Lacey's was quiet, not an unusual occurrence for a Wednesday night. Aya surveyed her kingdom with the air of a benevolent ruler, smiling at the few regulars who hunched over drinks at the bar. There was a faint buzz of voices in her ear piece but as there weren't many people it was more the chatter of the collection of friends she had working for her than anything else. She nodded to Junior, her business partner and head bouncer. He grinned back.
Lacey's was a little, out of the way bar that had been many things since it's inaugural opening in 1921. A speakeasy, a dance hall, a billiards parlor, a restaurant, and now back to its original state of a bar. The only thing that stayed the same about the place were the stained glass windows. Rumor had it they'd been shot out by police during the Prohibition, but the owners just paid to get them replaced.
She glanced over at the two pool tables she had set up in the back. The usual crowd wasn't there yet, so they sat unused and silent. The dart players were there, laughing at each other when they missed the target. They weren't drunk yet so she didn't need one of her three bouncers chase them off.
She went back into her office and sat down behind the desk. The time sheets were already loaded into the computer. She started converting them from tiny bits of data into the hard copy paychecks she'd be handing out on Thursday.
“Hey boss, we've got two nuisances coming in,” Junior said. Though he was the co-owner of Lacey's, he preferred to act like he was just an employee.
“Who?” Aya asked.
“That reporter and a werewolf,” Junior said. “He's already pulling that attempt at alpha male shit at me.”
“Brendon told them to quit that,” Aya said.

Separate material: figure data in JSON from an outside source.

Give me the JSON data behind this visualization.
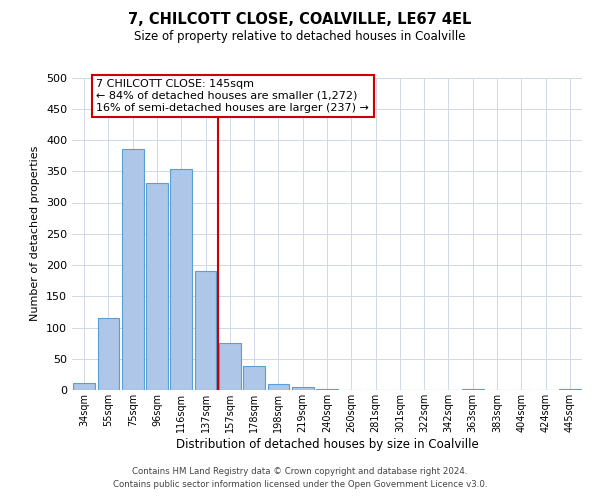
{
  "title": "7, CHILCOTT CLOSE, COALVILLE, LE67 4EL",
  "subtitle": "Size of property relative to detached houses in Coalville",
  "xlabel": "Distribution of detached houses by size in Coalville",
  "ylabel": "Number of detached properties",
  "bar_labels": [
    "34sqm",
    "55sqm",
    "75sqm",
    "96sqm",
    "116sqm",
    "137sqm",
    "157sqm",
    "178sqm",
    "198sqm",
    "219sqm",
    "240sqm",
    "260sqm",
    "281sqm",
    "301sqm",
    "322sqm",
    "342sqm",
    "363sqm",
    "383sqm",
    "404sqm",
    "424sqm",
    "445sqm"
  ],
  "bar_values": [
    12,
    115,
    385,
    332,
    353,
    190,
    76,
    38,
    10,
    5,
    1,
    0,
    0,
    0,
    0,
    0,
    1,
    0,
    0,
    0,
    1
  ],
  "bar_color": "#aec6e8",
  "bar_edge_color": "#5a9fd4",
  "property_line_color": "#cc0000",
  "annotation_line1": "7 CHILCOTT CLOSE: 145sqm",
  "annotation_line2": "← 84% of detached houses are smaller (1,272)",
  "annotation_line3": "16% of semi-detached houses are larger (237) →",
  "annotation_box_color": "#ffffff",
  "annotation_box_edge_color": "#cc0000",
  "ylim": [
    0,
    500
  ],
  "yticks": [
    0,
    50,
    100,
    150,
    200,
    250,
    300,
    350,
    400,
    450,
    500
  ],
  "footer_line1": "Contains HM Land Registry data © Crown copyright and database right 2024.",
  "footer_line2": "Contains public sector information licensed under the Open Government Licence v3.0.",
  "background_color": "#ffffff",
  "grid_color": "#d0d8e8"
}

“I don't think it's one of the pack,” Junior said. “He doesn't smell right and I don't recognize him.”
“Great, a stray,” Aya said. She pinched the bridge of her nose. “Which one's more important?”
“The reporter. He's got a camera.” Junior's voice held a hint of a growl. “He's pointing it at Randy, who conveniently had to run into the back. Everyone else is hightailing it too. Coop, Alex, and I are the only ones left.”
“I'm on my way,” Aya said. She got up and walked out into the main area.
“Ms. Winters,” the reporter said, holding his camera in one hand. He extended the other. “I'm so glad to see you. I really think we could do a great piece on this place, with it's history and all. If you and your staff would stand for pictures, we'd show what a great little family you've got here.”
Aya snorted. Family was a good term for the ragtag bundle of misfits that worked for her. She stared at the reporter's hand until he dropped it. “Mr. Kelley, I've told you politely several times what my opinion on doing a piece on Lacey's is. Let me be more blunt this time. No, you're not going to get our pictures. No, I refuse to give you access to our records. No, I do not want an article published anywhere on our establishment. If you even so much as try, I'll have a lawyer up your ass so fast you'll need an enema to get him out.”